Gadamer (VM): conceito hermenêutico

O avanço metodológico resultante dessas observações feitas sobre a linguagem consiste em que o “texto” deve ser entendido aqui como um conceito hermenêutico. Isso significa que não é visto a partir da perspectiva da gramática e da linguística, ou seja, como produto final, buscado pela análise de sua produção. Essa análise tem como propósito aclarar o mecanismo em virtude do qual a linguagem funciona, deixando de lado todos os conteúdos que transmite. Considerado a partir da perspectiva hermenêutica — que é a perspectiva de cada leitor — , o texto não passa de um mero produto intermediário, uma fase no acontecer compreensivo que encerra sem dúvida uma certa abstração: o isolamento e a fixação desta mesma fase. Mas essa abstração toma o caminho inverso daquele tomado pelo linguista. Esse não pretende chegar à compreensão da questão em causa no texto, mas aclarar o funcionamento da linguagem à margem do que o texto pode dizer. Seu tema não é o que o texto comunica, mas como é possível comunicá-lo, os recursos semióticos para produzir esta comunicação. VERDADE E MÉTODO II OUTROS 24.

Nesse contexto de uma crítica ao objetivismo histórico podemos incluir sobretudo os trabalhos de Erich Rothacker. É sobretudo nos últimos trabalhos, Die dogmatische Denkform in den Geisteswissenschaften und das Problem des Historismus, que Rothacker desenvolve seus pensamentos iniciais, onde sustenta o interesse hermenêutico de Dilthey (semelhante a Hans Freyer na Theorie des objektiven Geistes) contra todo psicologismo. O conceito da forma dogmática de pensamento é concebido inteiramente como um conceito hermenêutico. A dogmática deve ser defendida como um método produtivo do conhecimento das ciências do espírito, na medida em que elabora o contexto imanente de um tema, contexto que determina unitariamente uma região de sentido. Rothacker pode muito bem apelar para o fato de o conceito de “dogmática” não ter um sentido exclusivamente crítico-pejorativo, tanto na teologia quanto na jurisprudência. Mas aqui, diferente do que ocorre nessas disciplinas sistemáticas, o conceito de dogmática não deve ser um mero sinônimo de conhecimento sistemático e, portanto, de filosofia. Deve ser, antes, uma “postura distinta” que se deve justificar frente ao questionamento histórico que procura conhecer desenvolvimentos. Assim, para ele, o conceito de “dogmática” tem seu lugar no conjunto da atitude histórica, a partir donde recebe o seu direito relativo. No fundo, trata-se da mesma formulação geral formulada por Dilthey sobre o conceito de contexto estrutural, só que aplicada de modo especial à doutrina histórica do método. VERDADE E MÉTODO II ANEXOS 27.

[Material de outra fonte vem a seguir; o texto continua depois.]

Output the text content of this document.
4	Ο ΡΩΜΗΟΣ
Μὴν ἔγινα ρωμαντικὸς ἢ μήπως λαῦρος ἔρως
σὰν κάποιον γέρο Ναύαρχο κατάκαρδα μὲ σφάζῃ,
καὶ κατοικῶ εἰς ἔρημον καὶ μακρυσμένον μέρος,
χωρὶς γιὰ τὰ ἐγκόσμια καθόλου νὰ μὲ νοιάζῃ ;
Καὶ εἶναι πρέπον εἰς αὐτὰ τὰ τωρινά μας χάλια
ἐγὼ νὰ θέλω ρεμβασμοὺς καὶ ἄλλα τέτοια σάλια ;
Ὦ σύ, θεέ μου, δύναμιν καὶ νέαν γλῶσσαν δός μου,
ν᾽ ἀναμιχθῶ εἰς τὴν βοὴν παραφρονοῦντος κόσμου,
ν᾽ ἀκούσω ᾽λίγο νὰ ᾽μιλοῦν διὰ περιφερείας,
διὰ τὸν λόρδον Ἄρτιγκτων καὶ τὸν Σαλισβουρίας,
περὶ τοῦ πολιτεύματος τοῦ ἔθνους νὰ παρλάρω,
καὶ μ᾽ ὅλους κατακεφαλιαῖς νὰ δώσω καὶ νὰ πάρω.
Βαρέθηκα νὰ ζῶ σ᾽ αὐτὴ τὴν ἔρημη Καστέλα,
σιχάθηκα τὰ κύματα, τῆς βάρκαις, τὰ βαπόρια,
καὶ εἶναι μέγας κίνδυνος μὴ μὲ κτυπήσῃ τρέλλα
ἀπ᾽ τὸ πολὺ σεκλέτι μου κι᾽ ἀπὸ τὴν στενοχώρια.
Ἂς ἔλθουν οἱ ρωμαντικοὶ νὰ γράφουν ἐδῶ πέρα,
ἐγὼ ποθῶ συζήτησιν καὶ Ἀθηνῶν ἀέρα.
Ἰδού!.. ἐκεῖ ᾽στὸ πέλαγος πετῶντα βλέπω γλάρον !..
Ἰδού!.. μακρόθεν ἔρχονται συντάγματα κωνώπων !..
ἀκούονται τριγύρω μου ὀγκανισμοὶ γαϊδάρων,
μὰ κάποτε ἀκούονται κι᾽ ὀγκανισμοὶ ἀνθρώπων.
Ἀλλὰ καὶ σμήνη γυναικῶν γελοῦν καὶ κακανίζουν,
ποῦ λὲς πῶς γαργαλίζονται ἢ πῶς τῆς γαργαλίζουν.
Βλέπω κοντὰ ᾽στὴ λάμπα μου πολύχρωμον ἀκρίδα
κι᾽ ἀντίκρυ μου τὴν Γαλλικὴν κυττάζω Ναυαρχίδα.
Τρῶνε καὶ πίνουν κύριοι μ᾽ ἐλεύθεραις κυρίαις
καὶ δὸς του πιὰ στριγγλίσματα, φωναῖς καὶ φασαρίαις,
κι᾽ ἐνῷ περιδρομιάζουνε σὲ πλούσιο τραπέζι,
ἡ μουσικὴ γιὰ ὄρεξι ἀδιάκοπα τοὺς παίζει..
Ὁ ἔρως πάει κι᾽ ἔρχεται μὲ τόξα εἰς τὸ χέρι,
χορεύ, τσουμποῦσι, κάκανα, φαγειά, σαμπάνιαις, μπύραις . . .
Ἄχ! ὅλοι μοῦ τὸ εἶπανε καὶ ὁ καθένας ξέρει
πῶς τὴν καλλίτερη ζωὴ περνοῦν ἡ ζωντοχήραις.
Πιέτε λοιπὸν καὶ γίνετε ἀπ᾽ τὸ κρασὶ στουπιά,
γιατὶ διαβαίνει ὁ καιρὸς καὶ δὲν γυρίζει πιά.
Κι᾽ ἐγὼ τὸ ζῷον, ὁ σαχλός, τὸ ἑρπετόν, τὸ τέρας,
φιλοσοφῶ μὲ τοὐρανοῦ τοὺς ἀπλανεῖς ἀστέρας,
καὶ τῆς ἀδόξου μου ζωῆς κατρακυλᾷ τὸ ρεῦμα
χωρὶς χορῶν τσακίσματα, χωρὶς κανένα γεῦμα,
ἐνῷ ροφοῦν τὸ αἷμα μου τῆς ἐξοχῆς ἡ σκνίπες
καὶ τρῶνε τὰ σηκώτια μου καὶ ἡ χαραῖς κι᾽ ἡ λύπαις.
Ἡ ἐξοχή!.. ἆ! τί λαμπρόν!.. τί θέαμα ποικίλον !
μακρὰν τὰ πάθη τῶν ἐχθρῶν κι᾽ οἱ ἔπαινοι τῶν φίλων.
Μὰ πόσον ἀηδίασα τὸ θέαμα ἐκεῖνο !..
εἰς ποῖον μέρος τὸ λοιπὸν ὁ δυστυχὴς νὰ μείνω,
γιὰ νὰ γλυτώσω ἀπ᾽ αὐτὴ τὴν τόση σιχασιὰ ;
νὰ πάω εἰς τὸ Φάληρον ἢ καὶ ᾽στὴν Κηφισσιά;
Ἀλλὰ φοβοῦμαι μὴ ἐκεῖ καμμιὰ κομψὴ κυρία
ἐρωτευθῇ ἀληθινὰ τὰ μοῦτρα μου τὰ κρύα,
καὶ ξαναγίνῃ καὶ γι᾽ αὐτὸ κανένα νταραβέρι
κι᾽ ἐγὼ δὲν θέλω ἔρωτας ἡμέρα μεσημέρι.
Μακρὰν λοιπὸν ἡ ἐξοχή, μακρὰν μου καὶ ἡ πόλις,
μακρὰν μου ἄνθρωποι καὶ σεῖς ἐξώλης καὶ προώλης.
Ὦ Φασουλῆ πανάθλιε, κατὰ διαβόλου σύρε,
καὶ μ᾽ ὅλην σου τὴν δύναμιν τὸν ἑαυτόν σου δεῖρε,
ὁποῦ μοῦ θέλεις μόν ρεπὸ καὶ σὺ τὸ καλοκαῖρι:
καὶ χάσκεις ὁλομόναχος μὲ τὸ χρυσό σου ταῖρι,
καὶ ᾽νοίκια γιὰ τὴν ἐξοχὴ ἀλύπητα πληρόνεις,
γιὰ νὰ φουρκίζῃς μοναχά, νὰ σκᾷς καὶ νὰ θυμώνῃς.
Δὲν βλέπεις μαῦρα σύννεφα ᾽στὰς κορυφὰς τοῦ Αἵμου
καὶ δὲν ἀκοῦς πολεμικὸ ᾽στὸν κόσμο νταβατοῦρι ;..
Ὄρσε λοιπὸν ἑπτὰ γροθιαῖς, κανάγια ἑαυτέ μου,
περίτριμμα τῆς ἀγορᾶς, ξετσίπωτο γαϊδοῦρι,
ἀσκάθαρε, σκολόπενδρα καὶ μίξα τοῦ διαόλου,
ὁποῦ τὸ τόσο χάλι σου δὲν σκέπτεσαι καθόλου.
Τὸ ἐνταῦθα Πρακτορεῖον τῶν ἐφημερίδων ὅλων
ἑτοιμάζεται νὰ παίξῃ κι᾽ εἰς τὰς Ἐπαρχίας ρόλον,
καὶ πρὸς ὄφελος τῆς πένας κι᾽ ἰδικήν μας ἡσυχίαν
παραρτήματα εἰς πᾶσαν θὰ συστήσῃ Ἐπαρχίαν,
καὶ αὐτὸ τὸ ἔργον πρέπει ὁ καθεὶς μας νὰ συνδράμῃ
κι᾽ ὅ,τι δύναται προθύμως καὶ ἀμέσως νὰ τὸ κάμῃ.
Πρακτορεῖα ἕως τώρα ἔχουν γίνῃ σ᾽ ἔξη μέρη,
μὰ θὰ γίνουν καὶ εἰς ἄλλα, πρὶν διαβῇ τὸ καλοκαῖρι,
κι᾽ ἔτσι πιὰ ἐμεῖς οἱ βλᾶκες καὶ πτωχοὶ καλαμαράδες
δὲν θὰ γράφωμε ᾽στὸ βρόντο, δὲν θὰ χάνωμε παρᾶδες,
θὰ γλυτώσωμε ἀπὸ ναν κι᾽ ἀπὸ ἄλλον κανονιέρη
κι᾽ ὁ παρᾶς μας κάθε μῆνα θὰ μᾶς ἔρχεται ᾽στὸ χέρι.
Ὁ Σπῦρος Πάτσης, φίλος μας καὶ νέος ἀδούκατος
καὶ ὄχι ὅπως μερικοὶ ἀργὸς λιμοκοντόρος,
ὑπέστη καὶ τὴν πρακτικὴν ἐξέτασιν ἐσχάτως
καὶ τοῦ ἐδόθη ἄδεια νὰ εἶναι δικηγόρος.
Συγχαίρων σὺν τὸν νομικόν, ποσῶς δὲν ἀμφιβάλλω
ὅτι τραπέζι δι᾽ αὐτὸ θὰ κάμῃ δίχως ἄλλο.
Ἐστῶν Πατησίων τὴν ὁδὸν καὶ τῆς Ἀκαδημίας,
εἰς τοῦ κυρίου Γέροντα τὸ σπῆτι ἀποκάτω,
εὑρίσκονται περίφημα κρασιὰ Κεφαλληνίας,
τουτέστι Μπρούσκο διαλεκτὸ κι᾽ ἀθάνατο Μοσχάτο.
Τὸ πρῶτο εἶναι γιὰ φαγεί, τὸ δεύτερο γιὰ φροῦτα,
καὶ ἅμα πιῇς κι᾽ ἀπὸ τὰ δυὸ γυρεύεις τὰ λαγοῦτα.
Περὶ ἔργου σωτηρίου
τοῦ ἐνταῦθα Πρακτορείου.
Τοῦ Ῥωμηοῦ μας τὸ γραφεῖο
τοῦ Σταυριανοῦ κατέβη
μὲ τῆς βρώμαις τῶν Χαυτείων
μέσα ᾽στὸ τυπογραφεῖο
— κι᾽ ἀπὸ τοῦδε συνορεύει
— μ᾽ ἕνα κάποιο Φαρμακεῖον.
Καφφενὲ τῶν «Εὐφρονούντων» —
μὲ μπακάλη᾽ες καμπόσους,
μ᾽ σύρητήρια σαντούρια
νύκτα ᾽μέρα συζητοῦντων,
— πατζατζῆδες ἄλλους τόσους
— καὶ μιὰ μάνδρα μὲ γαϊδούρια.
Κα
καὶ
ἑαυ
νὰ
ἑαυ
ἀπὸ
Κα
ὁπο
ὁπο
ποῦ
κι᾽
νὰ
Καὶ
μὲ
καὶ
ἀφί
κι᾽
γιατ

O aspecto hermenêutico porém parece-me indispensável também para a discussão estética de nossos dias. Precisamente depois que a “antiarte” tornou-se lema social, depois que o pop art, o Happening e algumas condutas tradicionais buscaram formas de arte contrárias às representações tradicionais da obra e sua unidade, esforçando-se por zombar de toda univocidade e compreensibilidade, a reflexão hermenêutica tem a tarefa de questionar o que está havendo com tais pretensões. A resposta a isso deverá indicar que o conceito hermenêutico de obra conservará sua plenitude, na medida em que nessa produção estejam incluídos identificabilidade, repetição e que essa repetição valha a pena. Na medida em que uma tal produção, enquanto é o que pretende ser, obedece à [477] relação hermenêutica fundamental de compreender algo como algo, a forma de concepção jamais será algo radicalmente novo para ela. Essa “arte” não se distingue em nada, na verdade, de certas formas de arte de caráter transitório, conhecidas desde antigamente, como, por exemplo, a arte da dança. Seu status e pretensão de qualidade são tais que, mesmo a improvisação, que jamais se repete, quer ser “boa”, o que significa, idealiter repetível e confirmando-se como arte na repetição. Aqui há uma fronteira bem precisa que distingue essa arte do mero truque ou do número do prestidigitador. Também nesse caso há algo a ser compreendido. Pode ser concebido, pode ser imitado, requer inclusive domínio de sua arte e requer ser bom. Mas, usando as palavras de Hegel, a sua repetição será “vã como um número de prestidigitação do qual já se saiba o truque”. As fronteiras existentes entre a obra de arte e o “número” podem até parecer difusas e fluentes e os contemporâneos podem até não saber se a atração de uma produção é efeito da surpresa ou um enriquecimento artístico. Não poucas vezes, os meios artísticos dão-se também como instrumentos em contextos de simples ações, como, por exemplo, em cartazes ou em outras formas de propaganda social ou política. VERDADE E MÉTODO II ANEXOS 29.